Before we begin, we want you to know that we’re only doing this out of pure concern. Concern for you, but most importantly, concern for the recent changes in your Twitter feed, changes to which we are being subjected. This may be painful for you to hear, but we’re your friends, and it hurts us even more.
Ready to listen? Good.
Steve, what you do behind closed doors is entirely up to you. But as soon as you start broadcasting your . . . political alignments for us to see, it’s a whole other level of selfishness.
Just last Tuesday, you retweeted something from CBC News. Now, I’ve come to master the art of swiping past anything with the word “News” on it. I’m basically like Cassandra of Troy but for predicting invasive updates on current events. Just this once, though, I slipped up. There I was. Staring at Justin Trudeau delivering some speech.
I had to binge three hours worth of TikToks afterward, just to rebalance my neurochemistry. All thanks to you.
And this isn’t an isolated incident. I didn’t want to say anything, Steve, but I was the first to notice your problem. Just over a month ago, I saw that you followed . . . The New York Times. At first I told myself that maybe this was just some prank. But, as always, we would have been way better off accepting what we were seeing online at total face value with no further speculation or critical thinking.
Because you really were a Twitter warrior now, Steve. And things escalated quickly as you went from Retweets of news outlets to Tweets of your own. It was so difficult for us to witness your downfall into #cdnpoli.

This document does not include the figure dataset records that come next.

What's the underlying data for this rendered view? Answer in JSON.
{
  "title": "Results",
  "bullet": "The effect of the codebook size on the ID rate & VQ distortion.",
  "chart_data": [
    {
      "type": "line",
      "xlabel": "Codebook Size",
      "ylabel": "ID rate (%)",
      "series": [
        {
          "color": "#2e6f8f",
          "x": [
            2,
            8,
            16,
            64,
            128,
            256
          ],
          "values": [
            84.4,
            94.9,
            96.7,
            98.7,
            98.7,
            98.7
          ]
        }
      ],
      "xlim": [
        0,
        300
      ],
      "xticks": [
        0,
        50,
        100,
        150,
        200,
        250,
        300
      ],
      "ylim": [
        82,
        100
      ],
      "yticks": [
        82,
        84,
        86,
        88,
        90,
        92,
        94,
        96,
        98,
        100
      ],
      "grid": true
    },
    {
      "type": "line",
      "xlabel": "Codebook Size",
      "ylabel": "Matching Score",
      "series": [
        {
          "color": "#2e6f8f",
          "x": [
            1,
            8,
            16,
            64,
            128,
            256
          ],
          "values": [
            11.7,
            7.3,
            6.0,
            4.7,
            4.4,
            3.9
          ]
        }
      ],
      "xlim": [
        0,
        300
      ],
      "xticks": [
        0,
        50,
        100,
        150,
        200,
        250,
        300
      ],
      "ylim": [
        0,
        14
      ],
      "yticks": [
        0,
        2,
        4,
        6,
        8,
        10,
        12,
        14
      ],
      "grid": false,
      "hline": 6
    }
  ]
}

The worst day was when you started making . . . Threads. At that point, we couldn’t even feel sorry for you, just repulsed. Your very first string of “(1/?)”, “(2/?)”, “(3/?)”, onward was not just a countdown to the end of your socially aware tirade. It was the countdown to disaster — but not one of those cute disasters like earthquakes or hurricanes, the kind we blandly acknowledge in conversation while never donating to relief efforts. It was the disaster of losing a best friend to madness and empathy for others.
Steve, we should have reached out and offered you help right away. I know, and I’m sorry that we didn’t. I’m so sorry — for us. Maybe if I had talked to you when I first caught wind of what was going on, your problem wouldn’t be as bad as it is now, and it wouldn’t now be our problem.
But honestly? I, at least, was in denial. I mean, God forbid we have someone in our friend group who actually pays attention to what’s happening in the world.
I thought you of all people would be the last to ever try and destroy our dynamic like this. But I was so wrong. I guess that’s the one downside of being consistently misinformed, you know. Being wrong every so often.
You’re out of hand, Steve. We don’t think you’re a bad person, but we do think you need a lot of help. We love you, and we just want things back to the way they used to be.